Rendering courtesy of Gensler.

Just a couple of weeks ago, Essex Crossing unveiled renderings for its second phase, and now there’s more news coming out of the six-acre urban renewal area rising above the Lower East Side. The International Center of Photography will move there in 2019.

Currently, ICP has a school in midtown and a museum that opened on the Bowery just a little over a year ago. In January of last year, after Pittsburgh’s Andy Warhol Museum ditched plans for Essex Crossing, a rep let slip that ICP might be planning to take space there alongside an NYU Langone facility and a location of Think Coffee. Tomorrow ICP will officially announce the move.

According to a press release forwarded to B+B, the school will move to Essex Crossing during the summer of 2019 and the museum will move early that year, after it wraps up its fall 2018 exhibition in mid-January of 2019. The museum will occupy a four-story building with an entrance at Ludlow and Essex, and will connect to the adjacent school, which will occupy three stories of a 14-story building at 242 Broome, designed by SHoP Architects. Both interior spaces, totaling about 40,000 square feet, will be designed by Gensler, a firm that has previously done offices for Etsy and Airbnb.

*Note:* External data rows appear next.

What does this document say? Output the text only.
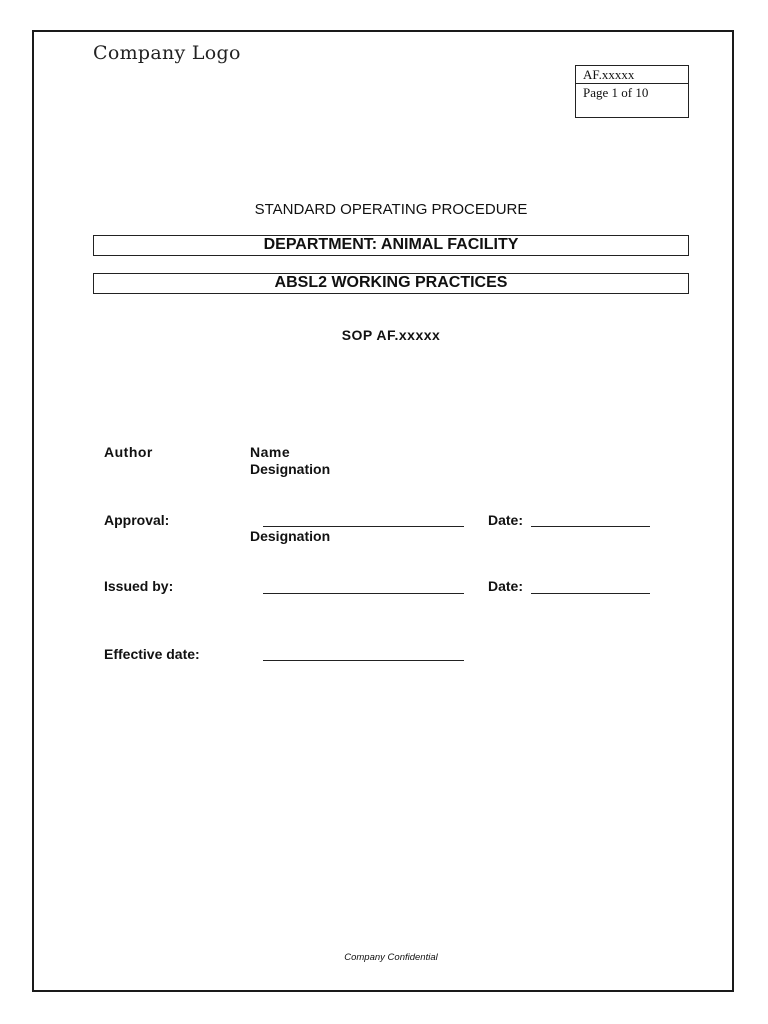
Company Logo
AF.xxxxx
Page 1 of 10
STANDARD OPERATING PROCEDURE
DEPARTMENT: ANIMAL FACILITY
ABSL2 WORKING PRACTICES
SOP AF.xxxxx
Author	Name
Designation
Approval:	Date:
Designation
Issued by:	Date:
Effective date:
Company Confidential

Across the street will be the Market Line, featuring a 150,000 square foot marketplace incorporating gallery and performance spaces, fashion and food vendors, a beer hall, and the new location of Essex Street Market. With over 100 vendors expected, the market is billing itself as one of the largest and best in the world; its first phase is expected to launch next spring.

Late last month, Delancey Street Associates, the developers of Essex Crossing, put out a request for proposals for a 220-foot-long mural that will adorn the western facade of 145 Clinton Street. That building with contain a Trader Joe’s and a Target.

Correction: An earlier version of this post misidentified the creator of the rendering.